UNIVERSITY PARK, Pa. — Lithium ion batteries often grow needle-like structures between electrodes that can short out the batteries and sometimes cause fires. Now, an international team of researchers has found a way to grow and observe these structures to understand ways to stop or prevent their appearance.
“It is difficult to detect the nucleation of such a whisker and observe its growth because it is tiny," said Sulin Zhang, professor of engineering science and mechanics, Penn State. "The extremely high reactivity of lithium also makes it very difficult to experimentally examine its existence and measure its properties.”
Lithium whiskers and dendrites are needle-like structures only a few hundred nanometers in thickness that can grow from the lithium electrode through either liquid or solid electrolytes toward the positive electrode, shorting out the battery and sometimes causing fire.
The collaborative team from China, Georgia Tech and Penn State successfully grew lithium whiskers inside an environmental transmission electron microscope (ETEM) using a carbon dioxide atmosphere. The reaction of carbon dioxide with lithium forms an oxide layer that helps stabilize the whiskers.
They report their results online this week in Nature Nanotechnology. The paper is “Lithium whisker growth and stress generation in an in situ atomic force microscope–environmental transmission electron microscope set-up.”
Innovatively, the team used an atomic force microscope (AFM) tip as a counter electrode and the integrated ETEM-AFM technique allows simultaneous imaging of the whisker growth and measurement of the growth stress.

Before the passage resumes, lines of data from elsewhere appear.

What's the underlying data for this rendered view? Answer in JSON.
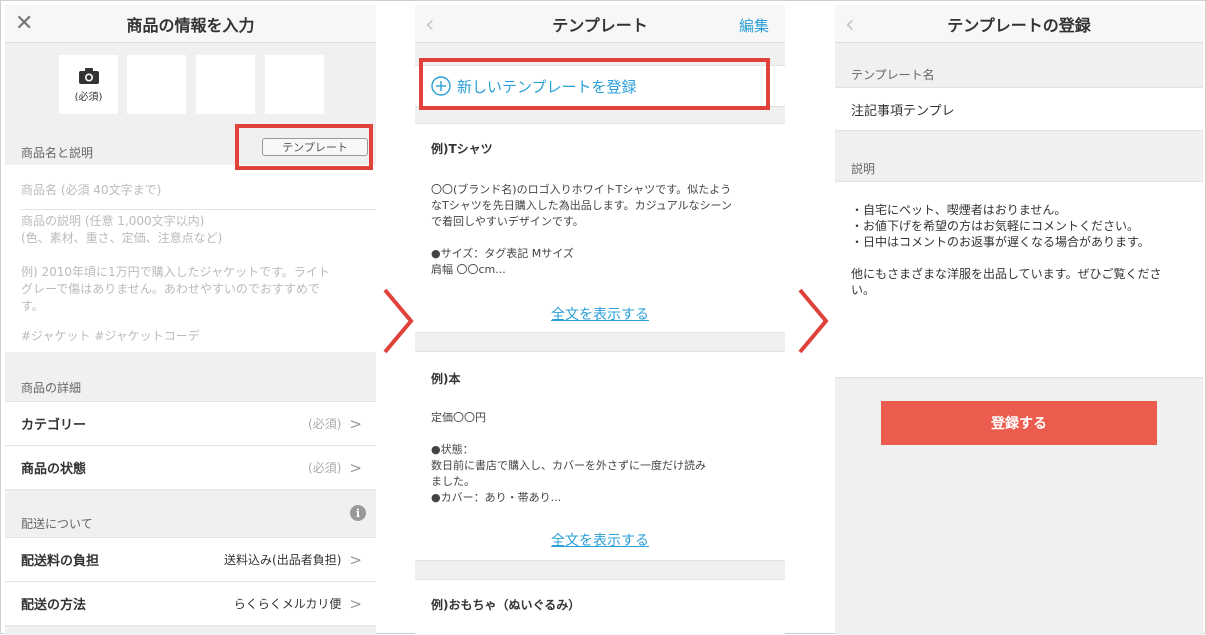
{
  "screen1": {
    "title": "商品の情報を入力",
    "photo_required": "(必須)",
    "template_button": "テンプレート",
    "name_section": "商品名と説明",
    "name_placeholder": "商品名 (必須 40文字まで)",
    "desc_placeholder_1": "商品の説明 (任意 1,000文字以内)",
    "desc_placeholder_2": "(色、素材、重さ、定価、注意点など)",
    "example_1": "例) 2010年頃に1万円で購入したジャケットです。ライト",
    "example_2": "グレーで傷はありません。あわせやすいのでおすすめで",
    "example_3": "す。",
    "hashtags": "#ジャケット #ジャケットコーデ",
    "detail_section": "商品の詳細",
    "category_label": "カテゴリー",
    "category_value": "(必須)",
    "condition_label": "商品の状態",
    "condition_value": "(必須)",
    "shipping_section": "配送について",
    "shipping_fee_label": "配送料の負担",
    "shipping_fee_value": "送料込み(出品者負担)",
    "shipping_method_label": "配送の方法",
    "shipping_method_value": "らくらくメルカリ便"
  },
  "screen2": {
    "title": "テンプレート",
    "edit": "編集",
    "new_template": "新しいテンプレートを登録",
    "card1_title": "例)Tシャツ",
    "card1_body": "〇〇(ブランド名)のロゴ入りホワイトTシャツです。似たよう\nなTシャツを先日購入した為出品します。カジュアルなシーン\nで着回しやすいデザインです。\n\n●サイズ：タグ表記 Mサイズ\n肩幅 〇〇cm...",
    "card1_link": "全文を表示する",
    "card2_title": "例)本",
    "card2_body": "定価〇〇円\n\n●状態：\n数日前に書店で購入し、カバーを外さずに一度だけ読み\nました。\n●カバー：あり・帯あり...",
    "card2_link": "全文を表示する",
    "card3_title": "例)おもちゃ（ぬいぐるみ）"
  },
  "screen3": {
    "title": "テンプレートの登録",
    "name_section": "テンプレート名",
    "name_value": "注記事項テンプレ",
    "desc_section": "説明",
    "desc_value": "・自宅にペット、喫煙者はおりません。\n・お値下げを希望の方はお気軽にコメントください。\n・日中はコメントのお返事が遅くなる場合があります。\n\n他にもさまざまな洋服を出品しています。ぜひご覧くださ\nい。",
    "submit": "登録する"
  },
  "colors": {
    "accent": "#2a9fd8",
    "highlight": "#e0413a",
    "submit": "#ec5c4e"
  }
}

If the growth stress is too high, it would penetrate and fracture the solid electrolyte and allow the whiskers to continue growing and eventually short-circuit the cell.
“Now that we know the limit of the growth stress, we can engineer the solid electrolytes accordingly to prevent it,” Zhang said. Lithium metal-based all-solid-state batteries are desirable because of greater safety and higher energy density.
This new technique will be welcomed by the mechanics and electrochemistry communities and be useful in many other applications, Zhang said.
Next up for the team is to look at the dendrite as it forms against a more realistic solid-state electrolyte under TEM to see exactly what happens.
The researchers are from Yanshan University, China University of Petroleum and Xiangtan University, all in China; and Ting Zhu of Georgia Tech.
The National Key Research and Development Program of China, Beijing Natural Science Foundation, the National Natural Science Foundation of China, and several additional Chinese foundations, supported this research.